Inspire | Love & Relationship

They Don't Talk About: Friends With Benefits

Sabtu, 30 Jul 2022 12:00 WIB
They Don't Talk About: Friends With Benefits
Foto: Amina/Pexels
Jakarta -

Friends with benefits atau FWB merupakan sebuah istilah yang kini sering dibicarakan oleh para Gen Z, baik itu di perbincangan sehari-hari hingga di media sosial. Pasalnya, FWB ini bahkan secara gamblang diperbincangkan ketika mereka membutuhkan atau mencarinya di ruang lingkup media sosial. Secara umum, FWB atau friends with benefits ini adalah sebuah hubungan di mana keduanya tidak memiliki komitmen dan hanya menikmati hubungan intim yang diberikan oleh satu sama lain. Tidak hanya itu, hubungan FWB ini juga tidak dilandasi oleh perasaan romantis dan tanpa ikatan apa pun.
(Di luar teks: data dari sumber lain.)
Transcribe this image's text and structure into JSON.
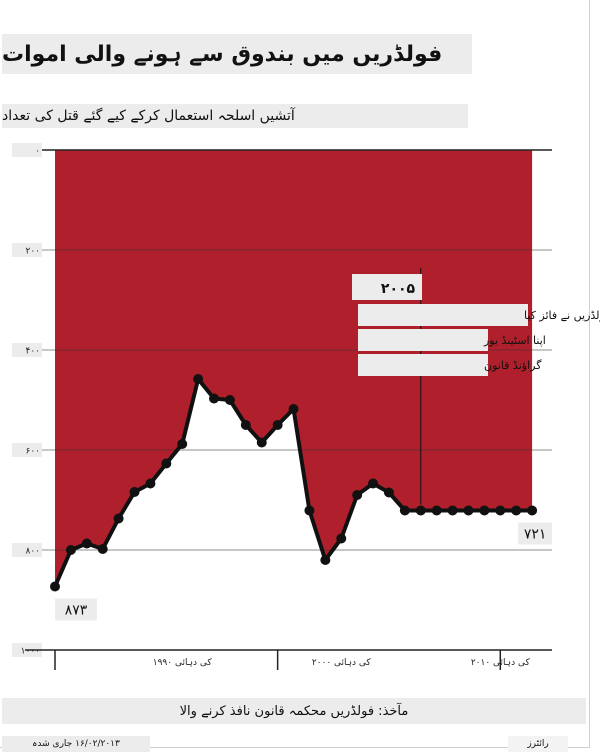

Biasanya, FWB ini sering kali dimiliki oleh orang-orang yang tidak ingin memiliki ikatan serius, komitmen emosional, serta segala kewajiban formal dan informal yang biasa ada di dalam sebuah hubungan romansa. Bahkan, seseorang yang pernah mengalami pengalaman traumatis dari hubungan sebelumnya, baik itu secara emosional maupun fisik, akan mendapatkan manfaat dari hubungan FWB ini tanpa harus mengorbankan atau melawan trauma mereka untuk berkomitmen dengan seseorang. Sehingga, mereka yang melakukan hubungan FWB ini hanya akan mendapatkan kepuasan dari kebutuhan seksual dari partner FWB-nya tanpa harus dilandasi oleh perasaan dan komitmen.

Hubungan friends with benefits ini tentu saja didasarkan oleh persetujuan dari kedua belah pihak, di mana biasanya mereka akan memiliki berbagai aturan yang tidak boleh dilanggar oleh satu sama lain sehingga hubungan FWB ini berjalan dengan lancar. Peraturan seperti jangan sampai ada yang menaruh perasaan hingga tidak melarang satu sama lain untuk memiliki hubungan dengan orang lain. Lalu, bagaimana jika seiring berjalannya hubungan FWB ini menghasilkan bibit-bibit perasaan untuk satu sama lain?

Untuk memberikan perspektif dari seseorang yang pernah menjalani hubungan FWB ini, saya mewawancarai seorang teman yang pernah terjun langsung ke dalam hubungan friends With benefits, sebut saja Marsel. Ketika saya bertanya mengenai awal mula ia menjalani hubungan FWB adalah ketika ia sedang lajang dan tidak sengaja menemukan seseorang yang sama-sama mau untuk menjalani hubungan FWB ini. Namun ketika saya bertanya apa tanggapannya mengenai hubungan friends with benefits ini, ia menjawab, "Menurut gue FWB-an tuh enak saat di awal-awal aja, ketika udah terlalu lama menghabiskan banyak waktu bersama dan salah satunya menaruh perasaan, jujur, itu nggak enak banget karena jadinya gue harus jaga perasaan dia, padahal kan enggak perlu, namanya aja FWB."

Memiliki hubungan FWB memang seharusnya diawali dengan kesepakatan bersama sekaligus peraturan yang membatasi berbagai hal dalam hubungan ini. Karena apabila tidak, hubungan FWB ini tidak akan berjalan seperti yang direncanakan di mana FWB hanya bertujuan untuk saling memenuhi kepuasan seksual saja tanpa harus memiliki perasaan ke satu sama lain. Meskipun menurut para ahli akan sangat sulit bagi seseorang untuk tidak memiliki perasaan kepada partner seksnya. "Perlu dipahami, seks cenderung mengacaukan perasaan. Hal ini karena sebagian fisiologis karena hormon dilepaskan saat berhubungan seks yang membuat Anda terikat dengan partner FWB. Lebih jauh lagi, mungkin akan terlibat secara emosional," ungkap terapis seks Dr. Ian Kerner yang dikutip dari Orami.

Dengan mengetahui risiko yang akan didapatkan dari menjalin hubungan FWB dengan seseorang, maka sebaiknya kamu paham kapan harus memulai dan mengakhirinya. Hal ini dikarenakan tidak sedikit pasangan FWB yang berujung pada hubungan emosional dan komitmen jangka panjang. Bahkan tidak sedikit pula pasangan FWB yang berakhir begitu saja karena salah satunya merasa terikat secara emosional seperti yang dialami oleh Marsel. Akan sulit bagi pihak yang menyimpan perasaan untuk pasangan FWB-nya serta pihak yang tidak memiliki perasaan sama sekali untuk pasangan FWB-nya akan merasa terbebani untuk melanjutkan hubungan ini.